Domingo recibió un guantazo en la boca que le hizo sangrar, circunstancia que aprovechó para extendérsela por la cara y dejarse caer al suelo simulando haber sido herido gravemente, lo que evitó que le zurraran más. Los que le veían de aquella guisa pensaban que con lo que llevaba tenía ya bastante. Desde el suelo, agazapado sin moverse, observaba como calentaban a los otros invitados.

Contaba Carlos que en el fragor de la batalla nadie prestaba atención a José Manuel Ochoa, como si su persona fuera transparente en medio del combate, hasta que uno de aquellos indignados, un individuo de casi dos metros de altura, con una espalda como el puente levadizo de un castillo, que hacía juego con sus brazos como postes y unas enormes manos, con las que venía tumbando a bofetada limpia a todos los que encontraba en su camino, giró su cuello de toro y sus ojos se cruzaron con los de José Manuel, que se quedó petrificado.

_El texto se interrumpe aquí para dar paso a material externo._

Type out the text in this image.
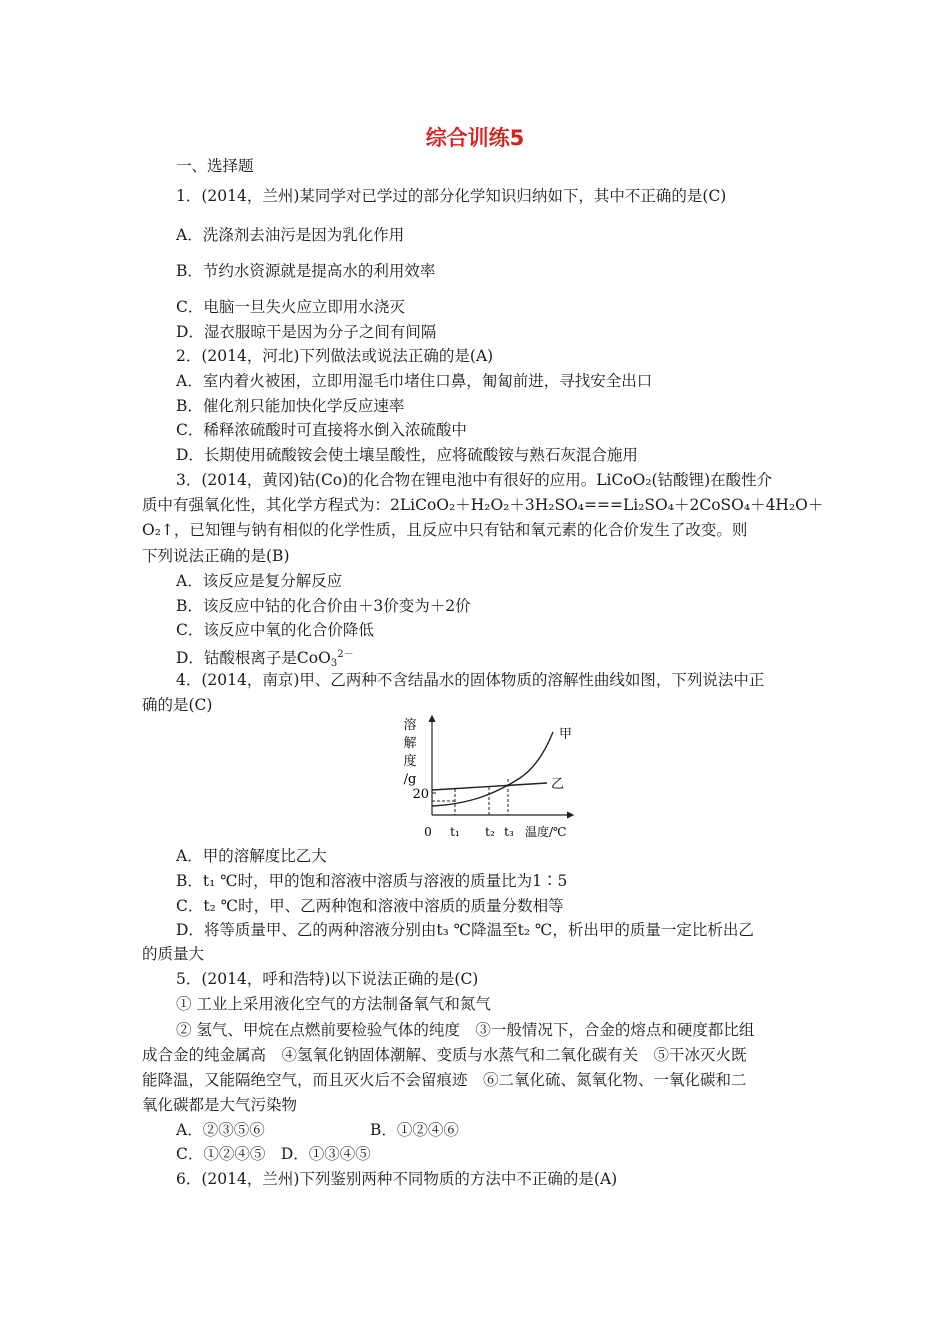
综合训练5
一、选择题
1．(2014，兰州)某同学对已学过的部分化学知识归纳如下，其中不正确的是(C)
A．洗涤剂去油污是因为乳化作用
B．节约水资源就是提高水的利用效率
C．电脑一旦失火应立即用水浇灭
D．湿衣服晾干是因为分子之间有间隔
2．(2014，河北)下列做法或说法正确的是(A)
A．室内着火被困，立即用湿毛巾堵住口鼻，匍匐前进，寻找安全出口
B．催化剂只能加快化学反应速率
C．稀释浓硫酸时可直接将水倒入浓硫酸中
D．长期使用硫酸铵会使土壤呈酸性，应将硫酸铵与熟石灰混合施用
3．(2014，黄冈)钴(Co)的化合物在锂电池中有很好的应用。LiCoO₂(钴酸锂)在酸性介
质中有强氧化性，其化学方程式为：2LiCoO₂＋H₂O₂＋3H₂SO₄===Li₂SO₄＋2CoSO₄＋4H₂O＋
O₂↑，已知锂与钠有相似的化学性质，且反应中只有钴和氧元素的化合价发生了改变。则
下列说法正确的是(B)
A．该反应是复分解反应
B．该反应中钴的化合价由＋3价变为＋2价
C．该反应中氧的化合价降低
D．钴酸根离子是CoO$_3^{2-}$
4．(2014，南京)甲、乙两种不含结晶水的固体物质的溶解性曲线如图，下列说法中正
确的是(C)
溶
解
度
/g
20
甲
乙
0 t₁ t₂ t₃ 温度/℃
A．甲的溶解度比乙大
B．t₁ ℃时，甲的饱和溶液中溶质与溶液的质量比为1∶5
C．t₂ ℃时，甲、乙两种饱和溶液中溶质的质量分数相等
D．将等质量甲、乙的两种溶液分别由t₃ ℃降温至t₂ ℃，析出甲的质量一定比析出乙
的质量大
5．(2014，呼和浩特)以下说法正确的是(C)
① 工业上采用液化空气的方法制备氧气和氮气
② 氢气、甲烷在点燃前要检验气体的纯度　③一般情况下，合金的熔点和硬度都比组
成合金的纯金属高　④氢氧化钠固体潮解、变质与水蒸气和二氧化碳有关　⑤干冰灭火既
能降温，又能隔绝空气，而且灭火后不会留痕迹　⑥二氧化硫、氮氧化物、一氧化碳和二
氧化碳都是大气污染物
A．②③⑤⑥	B．①②④⑥
C．①②④⑤　D．①③④⑤
6．(2014，兰州)下列鉴别两种不同物质的方法中不正确的是(A)
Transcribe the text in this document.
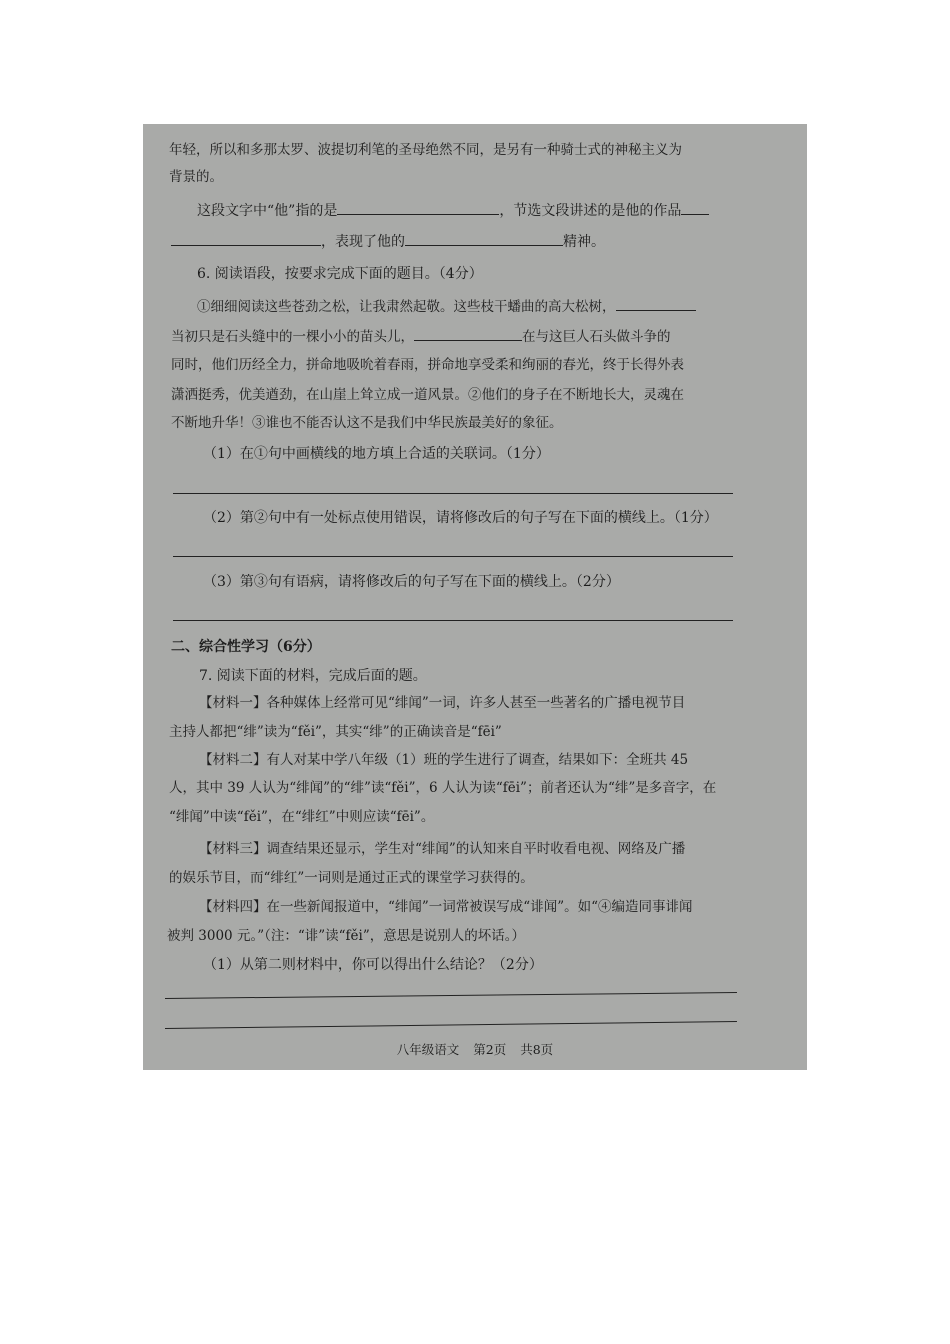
年轻，所以和多那太罗、波提切利笔的圣母绝然不同，是另有一种骑士式的神秘主义为
背景的。
这段文字中“他”指的是	，节选文段讲述的是他的作品
，表现了他的	精神。
6. 阅读语段，按要求完成下面的题目。（4分）
①细细阅读这些苍劲之松，让我肃然起敬。这些枝干蟠曲的高大松树，
当初只是石头缝中的一棵小小的苗头儿，	在与这巨人石头做斗争的
同时，他们历经全力，拼命地吸吮着春雨，拼命地享受柔和绚丽的春光，终于长得外表
潇洒挺秀，优美遒劲，在山崖上耸立成一道风景。②他们的身子在不断地长大，灵魂在
不断地升华！③谁也不能否认这不是我们中华民族最美好的象征。
（1）在①句中画横线的地方填上合适的关联词。（1分）
（2）第②句中有一处标点使用错误，请将修改后的句子写在下面的横线上。（1分）
（3）第③句有语病，请将修改后的句子写在下面的横线上。（2分）
二、综合性学习（6分）
7. 阅读下面的材料，完成后面的题。
【材料一】各种媒体上经常可见“绯闻”一词，许多人甚至一些著名的广播电视节目
主持人都把“绯”读为“fěi”，其实“绯”的正确读音是“fēi”
【材料二】有人对某中学八年级（1）班的学生进行了调查，结果如下：全班共 45
人，其中 39 人认为“绯闻”的“绯”读“fěi”，6 人认为读“fēi”；前者还认为“绯”是多音字，在
“绯闻”中读“fěi”，在“绯红”中则应读“fēi”。
【材料三】调查结果还显示，学生对“绯闻”的认知来自平时收看电视、网络及广播
的娱乐节目，而“绯红”一词则是通过正式的课堂学习获得的。
【材料四】在一些新闻报道中，“绯闻”一词常被误写成“诽闻”。如“④编造同事诽闻
被判 3000 元。”（注：“诽”读“fěi”，意思是说别人的坏话。）
（1）从第二则材料中，你可以得出什么结论？（2分）
八年级语文 第2页 共8页
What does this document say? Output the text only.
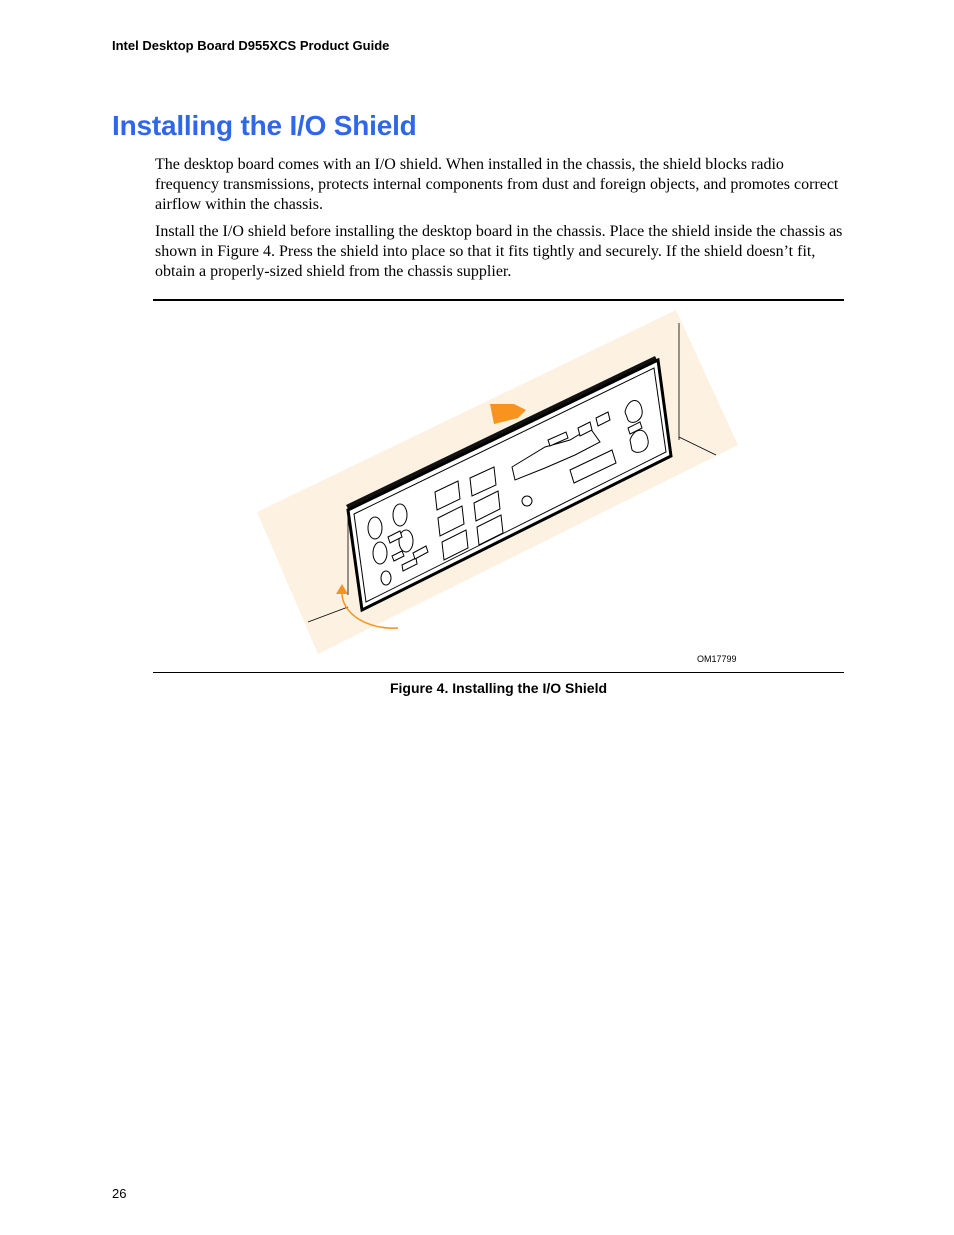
Intel Desktop Board D955XCS Product Guide
Installing the I/O Shield

The desktop board comes with an I/O shield. When installed in the chassis, the shield blocks radio frequency transmissions, protects internal components from dust and foreign objects, and promotes correct airflow within the chassis.

Install the I/O shield before installing the desktop board in the chassis. Place the shield inside the chassis as shown in Figure 4. Press the shield into place so that it fits tightly and securely. If the shield doesn’t fit, obtain a properly-sized shield from the chassis supplier.

OM17799
Figure 4. Installing the I/O Shield
26
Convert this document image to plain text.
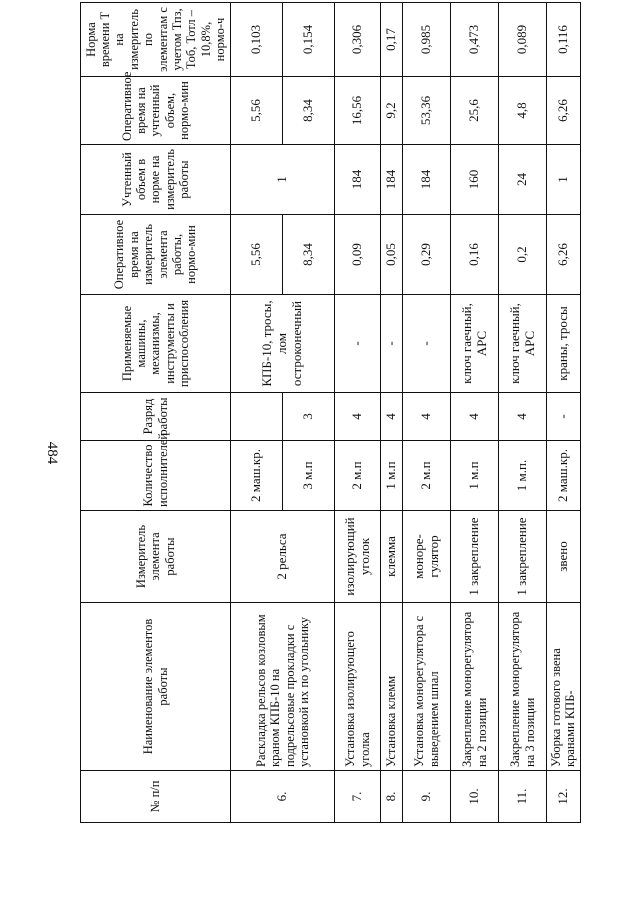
484
№ п/п	Наименование элементов работы	Измеритель элемента работы	Количество исполнителей	Разряд работы	Применяемые машины, механизмы, инструменты и приспособления	Оперативное время на измеритель элемента работы, нормо-мин	Учтенный объем в норме на измеритель работы	Оперативное время на учтенный объем, нормо-мин	Норма времени Т на измеритель по элементам с учетом Тпз, Тоб, Тотл – 10,8%, нормо-ч
6.	Раскладка рельсов козловым краном КПБ-10 на подрельсовые прокладки с установкой их по угольнику	2 рельса	2 маш.кр.		КПБ-10, тросы, лом остроконечный	5,56	1	5,56	0,103
			3 м.п	3		8,34		8,34	0,154
7.	Установка изолирующего уголка	изолирующий уголок	2 м.п	4	-	0,09	184	16,56	0,306
8.	Установка клемм	клемма	1 м.п	4	-	0,05	184	9,2	0,17
9.	Установка монорегулятора с выведением шпал	моноре-гулятор	2 м.п	4	-	0,29	184	53,36	0,985
10.	Закрепление монорегулятора на 2 позиции	1 закрепление	1 м.п	4	ключ гаечный, АРС	0,16	160	25,6	0,473
11.	Закрепление монорегулятора на 3 позиции	1 закрепление	1 м.п.	4	ключ гаечный, АРС	0,2	24	4,8	0,089
12.	Уборка готового звена кранами КПБ-	звено	2 маш.кр.	-	краны, тросы	6,26	1	6,26	0,116
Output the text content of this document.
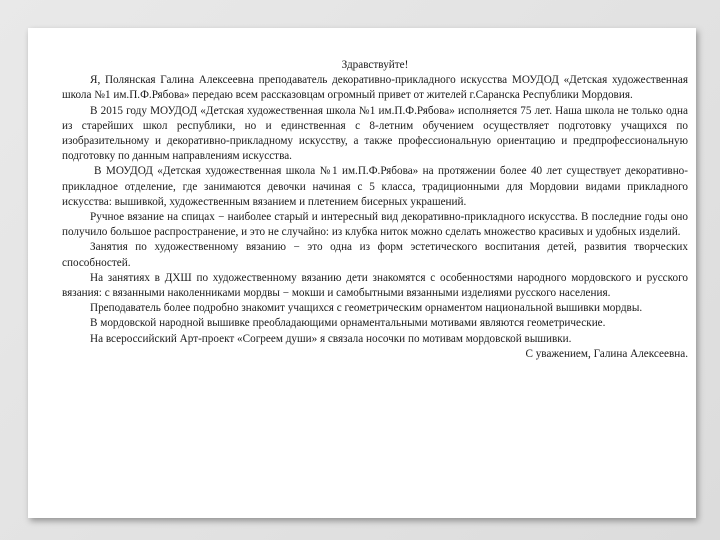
Здравствуйте!

Я, Полянская Галина Алексеевна преподаватель декоративно-прикладного искусства МОУДОД «Детская художественная школа №1 им.П.Ф.Рябова» передаю всем рассказовцам огромный привет от жителей г.Саранска Республики Мордовия.

В 2015 году МОУДОД «Детская художественная школа №1 им.П.Ф.Рябова» исполняется 75 лет. Наша школа не только одна из старейших школ республики, но и единственная с 8-летним обучением осуществляет подготовку учащихся по изобразительному и декоративно-прикладному искусству, а также профессиональную ориентацию и предпрофессиональную подготовку по данным направлениям искусства.

В МОУДОД «Детская художественная школа №1 им.П.Ф.Рябова» на протяжении более 40 лет существует декоративно-прикладное отделение, где занимаются девочки начиная с 5 класса, традиционными для Мордовии видами прикладного искусства: вышивкой, художественным вязанием и плетением бисерных украшений.

Ручное вязание на спицах − наиболее старый и интересный вид декоративно-прикладного искусства. В последние годы оно получило большое распространение, и это не случайно: из клубка ниток можно сделать множество красивых и удобных изделий.

Занятия по художественному вязанию − это одна из форм эстетического воспитания детей, развития творческих способностей.

На занятиях в ДХШ по художественному вязанию дети знакомятся с особенностями народного мордовского и русского вязания: с вязанными наколенниками мордвы − мокши и самобытными вязанными изделиями русского населения.

Преподаватель более подробно знакомит учащихся с геометрическим орнаментом национальной вышивки мордвы.

В мордовской народной вышивке преобладающими орнаментальными мотивами являются геометрические.

На всероссийский Арт-проект «Согреем души» я связала носочки по мотивам мордовской вышивки.

С уважением, Галина Алексеевна.
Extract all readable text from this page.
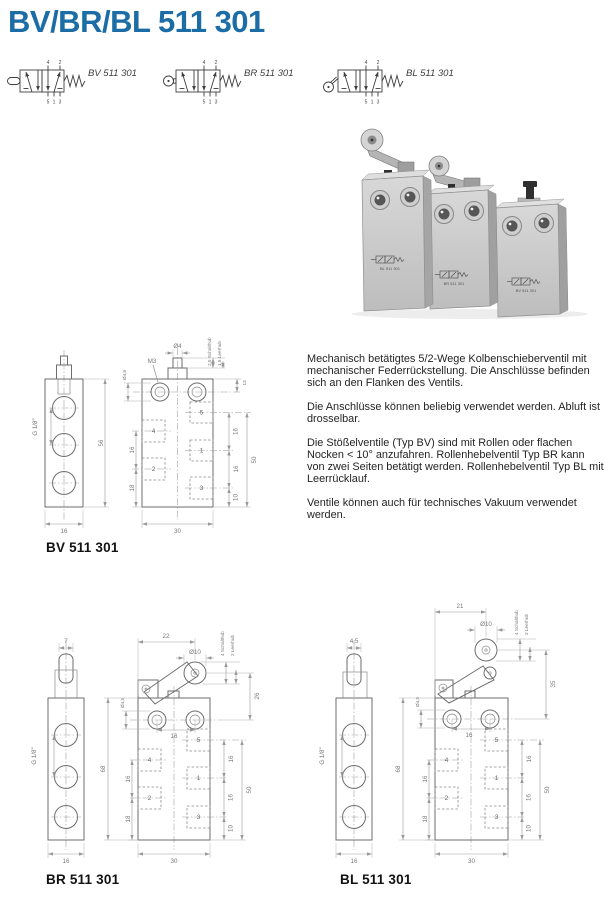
BV/BR/BL 511 301
4 2
5 1 3
BV 511 301
4 2
5 1 3
BR 511 301
4 2
5 1 3
BL 511 301
BV 511 301
BR 511 301
BL 511 301
56
16
G 1/8"
Ø4
M3
Ø4,5
2,5 Schalthub 1,5 Leerhub
13
4
2
5
1
3
16
18
16
16
10
50
30
BV 511 301

Mechanisch betätigtes 5/2-Wege Kolbenschieberventil mit mechanischer Federrückstellung. Die Anschlüsse befinden sich an den Flanken des Ventils.

Die Anschlüsse können beliebig verwendet werden. Abluft ist drosselbar.

Die Stößelventile (Typ BV) sind mit Rollen oder flachen Nocken < 10° anzufahren. Rollenhebelventil Typ BR kann von zwei Seiten betätigt werden. Rollenhebelventil Typ BL mit Leerrücklauf.

Ventile können auch für technisches Vakuum verwendet werden.

7
G 1/8"
16
22
Ø10	4 Schalthub 2 Leerhub
26
Ø4,5
16
4
2
5
1
3
16
18
68
16
16
10
50
30
BR 511 301
4,5
G 1/8"
16
21
Ø10	4 Schalthub 2 Leerhub
35
Ø4,5
16
4
2
5
1
3
16
18
68
16
16
10
50
30
BL 511 301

Aquel mastodonte se fue entonces hasta él y le levantó en vilo a dos palmos del suelo, agarrándolo de las solapas de su elegante traje con su mano izquierda, hasta poner su aterrorizado rostro a la altura del suyo. Entonces echó el puño derecho hacia atrás para tomar el impulso necesario para estampárselo a José Manuel en la cara. Este se encontraba aterrorizado y totalmente paralizado. Un mazazo propinado con la pezuña de aquel bestia, las mangas de cuya camisa le habrían venido anchas como perneras de pantalón a Rambo, hubiera sido mortal de necesidad y el pobre hombre estaría pensando que su hora había llegado; y sin confesión.

Pero, en el último momento, aquel tipo debió tomar conciencia de su incapacidad para adecuar el calibre de su hostia a la envergadura de aquel “peso mosquito” y lo arrojó al suelo lanzándolo de lado, desechándolo con un gesto de evidente desprecio, como una piltrafilla, exclamando a la vez:

—¡Baaahhh!

José Manuel se quedó tirado en el suelo en la misma postura en la que había sido arrojado. No se podría asegurar si lo hizo de forma consciente, como lo hacía Domingo, para evitar que algún otro aldeano menos exigente con respecto a la elección de sus agredidos que el mazacote que lo había despreciado, lo considerara rival adecuado y le hartara a palos, o porque el miedo le paralizó.

—Ya comprenderás ahora porqué Luis echa monte arriba para disparar desde lo alto de la cantera. Oye, dile, pues, Luis.
—Hostia, pues claro está, ¿no? En la cantera de Peña Lemona ya han habido piedras de la hostia, tú, y yo echo monte arriba porque si habría hostias, mucho subir tienen para echarme mano, pues. Así ya veo yo desde arriba si vendrían a pegar hostias y escapo, ¡cagüendiós!
—Mira, si no es listo el aldeano, pues –concluyó Iceta.